“How do I avoid getting HIV?” I get asked this question too many times to count. This is where many people will say many things about this subject. So I'm going to lay out all the options. Which ones you decide to use are entirely up to you, but I recommend using a combination to ensure safety. It’s no longer a world of just condoms or abstinence. We live in a golden age of prevention, and the research that is going on for prevention is quite incredible.


  • Condoms

Use them. Always. No questions, just do it. This is always the first line of defense, and the easiest one to come by. Unless you're in a truly monogamous relationship with your partner, there is no reason not to use condoms. That is your first line of defense. Statistically, using condoms alone can reduce the risk of HIV transmission by up to 98% if used correctly. Let me make this clear though: condoms are not infallible. This is why I suggest using a couple of methods.

  • Pre-Exposure Prophylaxis

Also known as PrEP, Pre-Exposure Prophylaxis is a combination of two medications (tenofovir and emtricitabine) which is sold under the name brand Truvada. This pill is taken once daily and can reduce the risk of being infected with HIV by up to 90% from sex, and up to 70% from drug use (needles). While 90% sounds perfect, it is not. Again, use condoms and the risk factor goes down even more. Oh, and if the cost of Truvada looks scary, many insurance companies cover the cost, even the drug manufacturer Gilead offers assistance programs for people with little or no insurance. Again, like condoms, there’s no reason not to be taking PrEP, unless your physician cites individualized health concerns for you.

  • Post-Exposure Prophylaxis

Known as PEP, Post-Exposure Prophylaxis is used after a person is exposed to HIV. Think of it similarly to the morning after pill. This is a last resort when, for some reason, you weren’t using any of the other options. This medication must be taken within 72 hours from when a person is exposed, and must be taken for several weeks. The clock is ticking with this form of prevention. Every hour you wait to go to a healthcare provider and start taking it increases the risk of infection. As with PrEP, most insurance companies will cover this medication. If insurance is a problem, there are programs to receive free PEP.

  • Abstinence

Just like the many schools of the South teach, abstinence is the only 100% guarantee to prevent contracting HIV. But chances are that the majority of the population is not abstaining from sex. I mention abstinence because for some it is an option, a hard option, but one nonetheless.

  • Know Your Status

The next thing I want to talk about are sero-discordant couples. What this means is that one partner is HIV-positive and the other is HIV-negative. When I found of that I was HIV-positive, I thought that I would never be able to be with a person unless they were also positive; and boy was I wrong! I’ve been in two long-term relationships since finding out my status. Both of the men were, and still are, HIV-negative. My first partner did not use PrEP (although at the time it wasn’t commonplace), but we did use condoms and I was taking my daily medications to keep my viral load at an undetectable level. The second man, whom I’m still in a loving relationship with, takes PrEP daily. Both men got regular STI tests just to be safe. By being responsible they’ve managed to stay negative.

  • Get Tested For Sexually Transmitted Infections (STIs/STDs), Too!
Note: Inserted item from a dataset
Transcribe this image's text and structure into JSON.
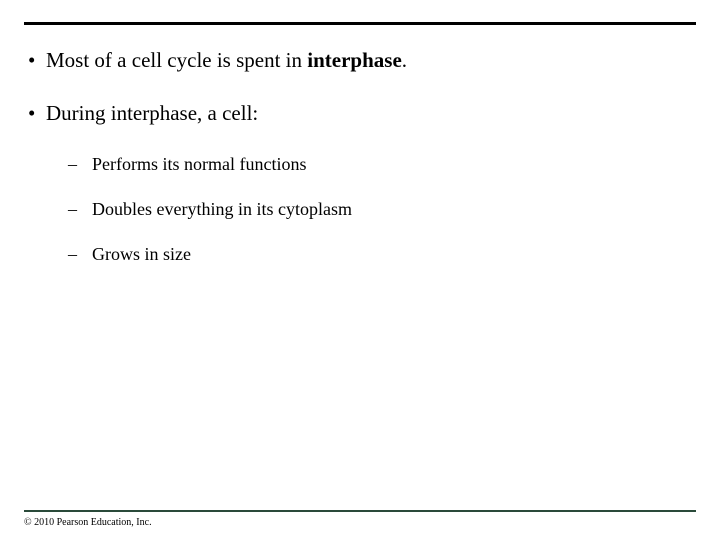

Finally, get regular testing done. Not just for HIV, but for all STI’s. Most doctors suggest getting tested once every six months. Personally, I go every three months. Not because I’m a man-whore, but because heaven forbid I somehow managed to contract something else, I would know sooner and could get the help I needed.


If you happen to live in one of the gay meccas of the U.S., then you’re in luck. Free testing seems to be abundant in major city hubs. But even if you don’t live near one of these cities there are still options for you. If you need help finding a testing location you can use the HIV Testing and Care Services Locator . When you do go get tested there are two options available. The most common one you’ll find on the streets are rapid tests. These tests are typically oral swab tests and check to see if your saliva has the antibodies the immune system creates when someone is infected with HIV. They take about 20-30 minutes to complete, and depending on the outcome you will be directed to do a secondary, confirmatory test. This second test is the one you’ll most likely get done in a doctor’s office, and it is much more reliable. This test uses blood and is sent off to a lab for examination to see if there are visible signs of the virus. These blood tests can find the HIV virus much sooner than a rapid test, and are typically more reliable. There is one more test that can be done, but I rarely ever hear anyone having it done. It is an RNA test. The RNA test targets the HIV itself and can detect it within 10 days of infection.

The last thing I want to imbue upon you, beyond the different resources to stay safe and smart, is that I know at times it can be very scary to get tested, but you have to get it done. I once went a little over a year before I got tested. That was stupid, to put it bluntly, and because of that I could have found out my status much sooner. I got lucky though with my virus, and not much damage was done.